Die vom Verein für Konsumenteninformation (VKI) im Auftrag des Lebensministeriums erarbeitete Österreichische Umweltzeichenrichtlinie für digitale Schnurlostelefone
enthält Vorgaben, die die Belastung durch Elektrosmog beim Gebrauch begrenzen, den Energieverbrauch minimieren und Benutzerfreundlichkeit gewährleisten sollen. So dürfen bei digitalen Schnurlostelefonen, die das Österreichische Umweltzeichen tragen, als Akku etwa nur Standardzellen zum Einsatz kommen, die vom Benutzer auch leicht getauscht werden können.

"Neben Aspekten wie der Minimierung des Energieverbrauchs und der elektromagnetischen Strahlung in den unterschiedlichen Betriebszuständen ist auch der Fokus auf die Vermeidung von umweltschädigenden Inhaltsstoffen in den Gerätebestandteilen und der Verpackung wichtig.
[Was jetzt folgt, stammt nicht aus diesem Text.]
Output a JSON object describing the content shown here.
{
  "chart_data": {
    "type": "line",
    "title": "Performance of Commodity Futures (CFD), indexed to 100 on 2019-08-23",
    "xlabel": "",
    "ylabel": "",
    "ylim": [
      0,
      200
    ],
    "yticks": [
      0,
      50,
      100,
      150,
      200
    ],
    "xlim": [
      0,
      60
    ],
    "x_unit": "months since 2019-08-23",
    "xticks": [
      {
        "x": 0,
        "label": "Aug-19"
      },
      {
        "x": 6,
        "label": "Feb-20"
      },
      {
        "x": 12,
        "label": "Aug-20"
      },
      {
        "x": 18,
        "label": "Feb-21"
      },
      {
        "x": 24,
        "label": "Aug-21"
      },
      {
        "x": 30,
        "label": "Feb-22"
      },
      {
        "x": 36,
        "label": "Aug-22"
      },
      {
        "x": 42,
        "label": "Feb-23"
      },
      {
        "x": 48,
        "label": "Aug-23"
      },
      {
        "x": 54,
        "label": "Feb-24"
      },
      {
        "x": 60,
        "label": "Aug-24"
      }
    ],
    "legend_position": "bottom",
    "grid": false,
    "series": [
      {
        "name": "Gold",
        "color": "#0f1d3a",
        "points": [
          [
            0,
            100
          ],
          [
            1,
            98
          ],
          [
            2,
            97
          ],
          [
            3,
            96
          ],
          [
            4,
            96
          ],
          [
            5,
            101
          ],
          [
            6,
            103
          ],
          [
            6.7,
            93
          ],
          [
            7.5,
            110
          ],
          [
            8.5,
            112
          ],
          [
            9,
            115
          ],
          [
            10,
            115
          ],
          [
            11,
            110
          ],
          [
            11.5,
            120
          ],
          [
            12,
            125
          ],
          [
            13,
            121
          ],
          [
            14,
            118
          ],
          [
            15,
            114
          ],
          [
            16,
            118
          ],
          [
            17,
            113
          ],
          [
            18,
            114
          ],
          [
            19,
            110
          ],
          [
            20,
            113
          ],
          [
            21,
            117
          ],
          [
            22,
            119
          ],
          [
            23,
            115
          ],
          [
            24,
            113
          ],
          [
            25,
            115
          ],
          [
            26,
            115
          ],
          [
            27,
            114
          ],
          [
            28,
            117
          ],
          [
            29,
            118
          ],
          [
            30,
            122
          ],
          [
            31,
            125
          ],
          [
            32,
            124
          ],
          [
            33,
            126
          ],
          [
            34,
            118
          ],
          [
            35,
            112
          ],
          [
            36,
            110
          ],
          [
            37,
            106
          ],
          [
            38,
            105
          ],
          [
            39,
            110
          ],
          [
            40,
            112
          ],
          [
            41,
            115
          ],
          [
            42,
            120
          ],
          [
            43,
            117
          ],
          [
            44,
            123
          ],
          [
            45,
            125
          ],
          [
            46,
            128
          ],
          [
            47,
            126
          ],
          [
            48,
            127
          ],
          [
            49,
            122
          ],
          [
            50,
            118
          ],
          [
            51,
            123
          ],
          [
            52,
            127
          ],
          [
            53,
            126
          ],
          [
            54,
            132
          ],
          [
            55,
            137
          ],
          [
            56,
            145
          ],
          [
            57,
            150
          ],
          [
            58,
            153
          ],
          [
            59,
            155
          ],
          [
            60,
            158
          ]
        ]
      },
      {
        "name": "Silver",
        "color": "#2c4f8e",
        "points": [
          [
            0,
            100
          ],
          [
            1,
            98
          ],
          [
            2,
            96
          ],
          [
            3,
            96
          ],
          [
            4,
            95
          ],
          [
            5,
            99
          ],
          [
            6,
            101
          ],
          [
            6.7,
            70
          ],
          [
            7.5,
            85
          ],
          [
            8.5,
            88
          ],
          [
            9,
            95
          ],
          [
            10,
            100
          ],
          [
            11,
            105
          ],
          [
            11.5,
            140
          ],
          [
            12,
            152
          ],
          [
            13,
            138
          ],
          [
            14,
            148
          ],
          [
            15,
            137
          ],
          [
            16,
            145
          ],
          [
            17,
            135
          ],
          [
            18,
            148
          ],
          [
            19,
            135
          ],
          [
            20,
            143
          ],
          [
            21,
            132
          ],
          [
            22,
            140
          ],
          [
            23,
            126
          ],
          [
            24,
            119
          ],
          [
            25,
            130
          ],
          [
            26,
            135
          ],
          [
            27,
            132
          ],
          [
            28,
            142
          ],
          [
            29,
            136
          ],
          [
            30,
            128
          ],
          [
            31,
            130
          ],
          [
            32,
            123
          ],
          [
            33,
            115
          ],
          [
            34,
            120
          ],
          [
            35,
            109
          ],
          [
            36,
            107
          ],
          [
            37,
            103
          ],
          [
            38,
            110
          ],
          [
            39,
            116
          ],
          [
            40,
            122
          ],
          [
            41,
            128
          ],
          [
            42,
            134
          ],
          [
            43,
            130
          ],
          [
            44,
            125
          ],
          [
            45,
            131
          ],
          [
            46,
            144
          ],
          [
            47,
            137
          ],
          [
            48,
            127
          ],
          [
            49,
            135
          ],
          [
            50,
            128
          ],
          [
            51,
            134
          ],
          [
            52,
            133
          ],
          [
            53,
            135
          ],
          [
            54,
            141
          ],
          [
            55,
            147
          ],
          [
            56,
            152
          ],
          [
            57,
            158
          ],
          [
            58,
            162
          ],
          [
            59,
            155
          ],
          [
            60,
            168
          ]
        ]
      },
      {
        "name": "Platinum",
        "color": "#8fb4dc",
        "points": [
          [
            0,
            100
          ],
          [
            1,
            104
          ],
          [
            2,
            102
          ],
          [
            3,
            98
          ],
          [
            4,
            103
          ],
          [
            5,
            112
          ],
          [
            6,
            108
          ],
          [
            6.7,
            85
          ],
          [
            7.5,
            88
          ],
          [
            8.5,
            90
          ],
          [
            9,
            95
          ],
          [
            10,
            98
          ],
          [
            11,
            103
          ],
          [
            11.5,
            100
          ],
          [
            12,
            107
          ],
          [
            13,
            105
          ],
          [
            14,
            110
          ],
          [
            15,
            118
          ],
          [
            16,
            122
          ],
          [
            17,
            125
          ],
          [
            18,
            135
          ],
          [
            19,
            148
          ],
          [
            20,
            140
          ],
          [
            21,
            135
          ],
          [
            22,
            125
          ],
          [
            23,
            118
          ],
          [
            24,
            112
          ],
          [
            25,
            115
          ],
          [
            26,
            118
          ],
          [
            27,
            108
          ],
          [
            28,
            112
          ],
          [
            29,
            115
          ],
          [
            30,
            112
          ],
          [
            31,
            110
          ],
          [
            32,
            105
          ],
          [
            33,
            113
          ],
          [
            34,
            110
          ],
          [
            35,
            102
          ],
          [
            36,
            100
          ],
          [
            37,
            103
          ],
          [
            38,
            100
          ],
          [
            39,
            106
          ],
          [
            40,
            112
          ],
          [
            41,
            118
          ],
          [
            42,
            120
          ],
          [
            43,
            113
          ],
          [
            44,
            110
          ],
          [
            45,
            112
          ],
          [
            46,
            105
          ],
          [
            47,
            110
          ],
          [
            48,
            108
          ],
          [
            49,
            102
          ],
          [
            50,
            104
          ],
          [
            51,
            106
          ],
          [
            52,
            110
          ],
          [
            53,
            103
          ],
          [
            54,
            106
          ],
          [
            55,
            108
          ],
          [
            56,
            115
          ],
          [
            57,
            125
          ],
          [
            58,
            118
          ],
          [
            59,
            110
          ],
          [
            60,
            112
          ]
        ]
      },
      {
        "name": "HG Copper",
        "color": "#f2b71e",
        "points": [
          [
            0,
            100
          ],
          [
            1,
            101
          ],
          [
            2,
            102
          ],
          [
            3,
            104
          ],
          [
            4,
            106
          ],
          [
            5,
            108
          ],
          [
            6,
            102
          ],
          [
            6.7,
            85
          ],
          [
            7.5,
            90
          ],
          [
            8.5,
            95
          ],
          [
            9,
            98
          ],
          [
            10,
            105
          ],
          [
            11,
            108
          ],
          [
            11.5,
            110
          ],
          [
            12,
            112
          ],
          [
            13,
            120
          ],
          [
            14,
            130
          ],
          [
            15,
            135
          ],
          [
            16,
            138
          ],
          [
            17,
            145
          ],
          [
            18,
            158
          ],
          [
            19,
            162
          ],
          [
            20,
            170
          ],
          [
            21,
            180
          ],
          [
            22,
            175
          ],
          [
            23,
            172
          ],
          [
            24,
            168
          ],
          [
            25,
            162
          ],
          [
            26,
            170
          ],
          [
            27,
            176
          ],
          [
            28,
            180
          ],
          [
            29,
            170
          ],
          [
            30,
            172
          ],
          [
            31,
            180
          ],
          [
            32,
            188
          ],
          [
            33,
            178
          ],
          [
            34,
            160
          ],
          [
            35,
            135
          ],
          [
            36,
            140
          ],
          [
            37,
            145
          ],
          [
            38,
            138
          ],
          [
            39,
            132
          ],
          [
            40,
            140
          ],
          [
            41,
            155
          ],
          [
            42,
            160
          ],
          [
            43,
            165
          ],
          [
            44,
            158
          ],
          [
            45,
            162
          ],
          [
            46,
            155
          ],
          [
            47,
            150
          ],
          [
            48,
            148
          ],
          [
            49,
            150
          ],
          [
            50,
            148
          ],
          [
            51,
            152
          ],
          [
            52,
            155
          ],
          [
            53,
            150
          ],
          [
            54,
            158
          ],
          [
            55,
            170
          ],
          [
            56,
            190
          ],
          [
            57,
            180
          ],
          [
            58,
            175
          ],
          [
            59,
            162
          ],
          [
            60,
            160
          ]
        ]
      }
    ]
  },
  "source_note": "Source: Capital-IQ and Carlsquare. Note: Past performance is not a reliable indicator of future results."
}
Denn nur dann kann man auch von einer Nachhaltigkeit des Produktes im Sinne des Konsumenten und der Umwelt sprechen", so Projektleiter Andi Peter vom VKI.
Als erstes digitales Schnurlostelefon entspricht das Gigaset A400 den umfassenden Kriterien des Österreichischen Umweltzeichens.

20 Jahre Umweltzeichen

Das Österreichische Umweltzeichen wurde 1990 von der
damaligen Umweltministerin ins Leben gerufen und wird für
Produkte, Tourismusbetriebe und Bildungseinrichtungen
vergeben, die hohe Anforderungen an Umweltschutz, Gesundheitsvorsorge und Qualität erfüllen.

Mit Stand erster Oktober 2010 gibt es 1.252 Produkte von 170 Lizenznehmern, 207 Tourismus- und Gastronomiebetriebe sowie 85 Schulen und Bildungseinrichtungen, die das Zeichen tragen.

Zu der breiten Palette an Produkten zählen unter anderem Matratzen, Holzheizungen, Dämmstoffe, Lacke, Reinigungsmittel und Nachfüllpatronen für Tintenstrahldrucker. Darüber hinaus werden Umweltzeichen in den Bereichen "Grüne Fonds", "Grüner Strom" und "Green Meetings" vergeben.